Here's a scenario to help "marriage defenders" replace themselves with the other, since they are often utterly unwilling and unable to regularly do so. Imagine we live in a world in which people may only legally marry a person of the same-sex. What "marriage defenders" argue is akin to someone in this Other World arguing, "This law is not discriminatory on the basis of sexual orientation. Heterosexuals can get married. They just have to marry someone of the same sex, like the rest of us." Is the option of remaining legally single forever versus marrying someone you are not romantically or sexually attracted to a real choice? I think not.

3. Separation of Powers

The Court here also took the important step of spelling out the concept of separation of powers. Because it is a given for "marriage defenders" to cry Judicial Tyranny Is Running Amok whenever a higher court declares an anti-gay law to be unconstitutional, this reminder is necessary:

"This case, as with most other civil rights actions before it, implicates these broad constitutional principles of governing. The legislature, in carrying out its constitutional role to make public policy decisions, enacted a law that effectively excludes gay and lesbian people from the institution of civil marriage. The executive branch of government, in carrying out its role to execute the law, enforced this statute through a county official who refused to issue marriage licenses to six same-sex couples. These Iowans, believing that the law is inconsistent with certain constitutional mandates, exercised their constitutional right to petition the courts for redress of their grievance. This court, consistent with its role to interpret the law and resolve disputes, now has the responsibility to determine if the law enacted by the legislative branch and enforced by the executive branch violates the Iowa Constitution. A statute inconsistent with the Iowa Constitution must be declared void, even though it may be supported by strong and deep-seated traditional beliefs and popular opinion" (emphasis added).
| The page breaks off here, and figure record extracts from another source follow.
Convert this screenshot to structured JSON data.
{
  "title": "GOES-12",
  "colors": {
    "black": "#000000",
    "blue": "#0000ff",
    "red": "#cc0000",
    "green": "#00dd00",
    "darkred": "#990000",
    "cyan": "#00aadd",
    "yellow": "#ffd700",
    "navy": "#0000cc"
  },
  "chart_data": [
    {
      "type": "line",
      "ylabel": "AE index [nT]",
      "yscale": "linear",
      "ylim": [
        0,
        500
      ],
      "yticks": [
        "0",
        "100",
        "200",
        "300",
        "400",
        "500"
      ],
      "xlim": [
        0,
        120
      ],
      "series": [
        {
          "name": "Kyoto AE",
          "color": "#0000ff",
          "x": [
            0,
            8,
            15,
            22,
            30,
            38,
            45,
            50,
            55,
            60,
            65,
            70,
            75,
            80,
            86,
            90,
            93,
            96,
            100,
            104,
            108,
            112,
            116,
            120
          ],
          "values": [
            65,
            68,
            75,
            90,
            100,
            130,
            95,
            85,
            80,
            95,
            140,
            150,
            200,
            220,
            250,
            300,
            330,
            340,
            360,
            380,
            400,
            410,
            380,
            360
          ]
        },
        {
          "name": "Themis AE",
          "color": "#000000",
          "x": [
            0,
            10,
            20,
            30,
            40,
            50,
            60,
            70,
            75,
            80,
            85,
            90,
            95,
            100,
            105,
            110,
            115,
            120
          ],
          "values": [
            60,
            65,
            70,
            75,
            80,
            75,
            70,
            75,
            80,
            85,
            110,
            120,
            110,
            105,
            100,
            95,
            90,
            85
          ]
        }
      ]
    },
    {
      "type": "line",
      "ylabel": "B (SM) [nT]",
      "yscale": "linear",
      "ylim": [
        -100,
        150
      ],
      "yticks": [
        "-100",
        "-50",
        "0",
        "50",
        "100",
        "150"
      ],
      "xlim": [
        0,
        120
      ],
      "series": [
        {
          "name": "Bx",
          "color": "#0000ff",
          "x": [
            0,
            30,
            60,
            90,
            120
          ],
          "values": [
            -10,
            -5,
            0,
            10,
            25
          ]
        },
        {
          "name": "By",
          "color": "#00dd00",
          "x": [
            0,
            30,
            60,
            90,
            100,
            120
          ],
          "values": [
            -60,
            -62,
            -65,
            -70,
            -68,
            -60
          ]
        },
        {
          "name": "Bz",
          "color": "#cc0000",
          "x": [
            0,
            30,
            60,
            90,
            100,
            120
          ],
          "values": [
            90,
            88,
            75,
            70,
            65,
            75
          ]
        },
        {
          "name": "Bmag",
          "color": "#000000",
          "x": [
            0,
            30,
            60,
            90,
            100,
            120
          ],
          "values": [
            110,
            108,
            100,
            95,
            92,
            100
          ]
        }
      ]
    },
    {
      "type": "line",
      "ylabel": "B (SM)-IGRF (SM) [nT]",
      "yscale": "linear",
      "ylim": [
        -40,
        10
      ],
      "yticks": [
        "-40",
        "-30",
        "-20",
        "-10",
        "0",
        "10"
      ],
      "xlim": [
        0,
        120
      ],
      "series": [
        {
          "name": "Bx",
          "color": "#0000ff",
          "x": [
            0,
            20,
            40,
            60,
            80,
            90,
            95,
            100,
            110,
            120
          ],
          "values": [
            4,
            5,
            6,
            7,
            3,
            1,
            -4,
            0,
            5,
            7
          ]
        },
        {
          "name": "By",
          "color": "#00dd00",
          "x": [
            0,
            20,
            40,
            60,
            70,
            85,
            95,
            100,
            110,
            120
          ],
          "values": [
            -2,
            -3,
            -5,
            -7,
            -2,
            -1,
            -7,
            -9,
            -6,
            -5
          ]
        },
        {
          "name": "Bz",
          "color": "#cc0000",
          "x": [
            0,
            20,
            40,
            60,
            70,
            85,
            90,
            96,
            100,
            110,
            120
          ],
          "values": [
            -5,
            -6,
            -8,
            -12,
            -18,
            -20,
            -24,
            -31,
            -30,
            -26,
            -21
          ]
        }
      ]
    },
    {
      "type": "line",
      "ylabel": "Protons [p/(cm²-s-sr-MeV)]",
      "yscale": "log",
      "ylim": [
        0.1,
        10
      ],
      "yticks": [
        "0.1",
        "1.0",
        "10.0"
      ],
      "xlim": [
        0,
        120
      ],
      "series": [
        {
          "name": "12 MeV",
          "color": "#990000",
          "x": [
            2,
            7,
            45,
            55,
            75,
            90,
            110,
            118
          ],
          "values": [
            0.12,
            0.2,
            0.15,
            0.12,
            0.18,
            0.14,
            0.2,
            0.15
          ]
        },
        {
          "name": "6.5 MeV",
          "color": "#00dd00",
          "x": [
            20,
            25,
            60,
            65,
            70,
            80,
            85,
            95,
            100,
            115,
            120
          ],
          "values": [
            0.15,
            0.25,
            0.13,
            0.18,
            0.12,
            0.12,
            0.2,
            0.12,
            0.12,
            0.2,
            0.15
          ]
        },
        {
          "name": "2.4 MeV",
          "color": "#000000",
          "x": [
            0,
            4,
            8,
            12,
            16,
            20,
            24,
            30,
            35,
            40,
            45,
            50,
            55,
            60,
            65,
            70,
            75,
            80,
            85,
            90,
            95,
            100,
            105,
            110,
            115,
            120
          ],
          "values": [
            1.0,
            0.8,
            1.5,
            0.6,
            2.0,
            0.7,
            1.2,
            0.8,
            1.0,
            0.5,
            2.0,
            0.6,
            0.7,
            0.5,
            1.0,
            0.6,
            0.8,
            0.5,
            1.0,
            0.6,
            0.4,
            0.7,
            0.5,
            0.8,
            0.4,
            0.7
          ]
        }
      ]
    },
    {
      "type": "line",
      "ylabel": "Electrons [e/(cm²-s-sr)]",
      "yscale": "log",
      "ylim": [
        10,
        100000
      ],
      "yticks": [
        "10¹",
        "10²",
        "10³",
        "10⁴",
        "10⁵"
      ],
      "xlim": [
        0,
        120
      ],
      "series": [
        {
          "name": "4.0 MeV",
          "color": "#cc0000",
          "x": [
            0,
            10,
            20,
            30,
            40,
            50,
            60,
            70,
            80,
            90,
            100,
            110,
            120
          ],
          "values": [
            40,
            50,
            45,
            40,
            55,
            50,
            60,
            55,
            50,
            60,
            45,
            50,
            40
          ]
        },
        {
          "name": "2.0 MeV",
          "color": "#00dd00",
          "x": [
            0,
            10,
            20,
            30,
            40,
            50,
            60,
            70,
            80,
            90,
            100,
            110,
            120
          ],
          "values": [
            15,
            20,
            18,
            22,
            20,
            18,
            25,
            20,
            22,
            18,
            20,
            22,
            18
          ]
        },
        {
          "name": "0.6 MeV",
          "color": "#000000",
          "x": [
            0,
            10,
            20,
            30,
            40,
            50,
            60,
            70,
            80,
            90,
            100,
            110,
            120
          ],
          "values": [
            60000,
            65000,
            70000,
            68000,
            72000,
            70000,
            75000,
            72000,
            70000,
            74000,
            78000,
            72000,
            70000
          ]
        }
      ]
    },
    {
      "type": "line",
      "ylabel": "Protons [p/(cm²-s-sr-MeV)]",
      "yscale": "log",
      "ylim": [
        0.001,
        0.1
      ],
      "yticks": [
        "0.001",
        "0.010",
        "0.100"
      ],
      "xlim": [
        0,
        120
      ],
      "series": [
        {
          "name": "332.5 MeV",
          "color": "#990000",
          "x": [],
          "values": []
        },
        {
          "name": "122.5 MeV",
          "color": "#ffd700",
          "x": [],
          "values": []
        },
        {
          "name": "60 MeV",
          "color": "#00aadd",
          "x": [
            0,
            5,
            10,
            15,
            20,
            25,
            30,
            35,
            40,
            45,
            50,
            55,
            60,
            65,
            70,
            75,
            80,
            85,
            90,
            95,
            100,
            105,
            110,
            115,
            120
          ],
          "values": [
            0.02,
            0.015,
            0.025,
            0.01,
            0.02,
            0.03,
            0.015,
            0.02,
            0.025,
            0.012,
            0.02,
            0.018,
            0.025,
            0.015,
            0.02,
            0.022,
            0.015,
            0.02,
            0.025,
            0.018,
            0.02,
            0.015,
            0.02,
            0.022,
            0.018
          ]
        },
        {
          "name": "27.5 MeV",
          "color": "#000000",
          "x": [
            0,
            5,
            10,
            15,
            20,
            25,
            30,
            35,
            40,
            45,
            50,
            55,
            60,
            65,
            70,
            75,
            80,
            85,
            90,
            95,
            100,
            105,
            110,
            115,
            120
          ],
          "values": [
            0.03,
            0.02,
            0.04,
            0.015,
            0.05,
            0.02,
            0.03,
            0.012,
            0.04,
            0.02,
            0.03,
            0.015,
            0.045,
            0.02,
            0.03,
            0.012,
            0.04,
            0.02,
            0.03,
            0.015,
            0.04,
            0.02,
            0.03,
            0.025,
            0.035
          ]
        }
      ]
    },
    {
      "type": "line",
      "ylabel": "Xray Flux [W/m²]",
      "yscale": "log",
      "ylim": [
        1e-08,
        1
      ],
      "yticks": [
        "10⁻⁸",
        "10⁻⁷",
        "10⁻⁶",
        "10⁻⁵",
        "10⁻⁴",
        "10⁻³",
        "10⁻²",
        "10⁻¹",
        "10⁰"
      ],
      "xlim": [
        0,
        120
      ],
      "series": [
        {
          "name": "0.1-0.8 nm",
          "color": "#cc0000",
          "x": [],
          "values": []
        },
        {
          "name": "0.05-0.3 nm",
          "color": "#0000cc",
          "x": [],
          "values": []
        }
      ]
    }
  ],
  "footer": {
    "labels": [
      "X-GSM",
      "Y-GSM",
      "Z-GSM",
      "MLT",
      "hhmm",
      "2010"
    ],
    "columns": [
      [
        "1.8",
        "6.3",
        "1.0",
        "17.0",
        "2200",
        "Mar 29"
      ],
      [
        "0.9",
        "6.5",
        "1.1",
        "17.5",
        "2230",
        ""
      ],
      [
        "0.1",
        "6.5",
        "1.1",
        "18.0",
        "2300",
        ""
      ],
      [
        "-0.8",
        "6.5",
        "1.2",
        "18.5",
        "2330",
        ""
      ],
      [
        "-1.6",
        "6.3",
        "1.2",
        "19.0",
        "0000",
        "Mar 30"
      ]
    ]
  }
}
Many "marriage defenders" are either ignorant, or blatantly disrespectful, of the role that each branch of the government plays in our democracy. In their eyes, the court exists to rubber stamp decisions of the legislative and executive branches (especially when it comes to decisions about gay rights). Yet a judicial branch that acted like a ditto machine would be pointless. There would be no "check" involved to ensure that laws were enacted in accordance with constitutional principles. Besides, if The People (tm) of Iowa do not like this decision, they are free to carry out their own check on the government via amending the state constitution. It's all a part of the process and, contrary to the hyperventilations of "marriage defenders," is in no way evidence of "tyranny." Frankly, we should be grateful that we have peaceful ways to resolve such disputes.

Historically, and "marriage defenders" are no exception, The People have tended to object not to the power of judicial review, but only to its exercise in certain instances. I just don't think many "marriage defenders" are capable of making such a distinction.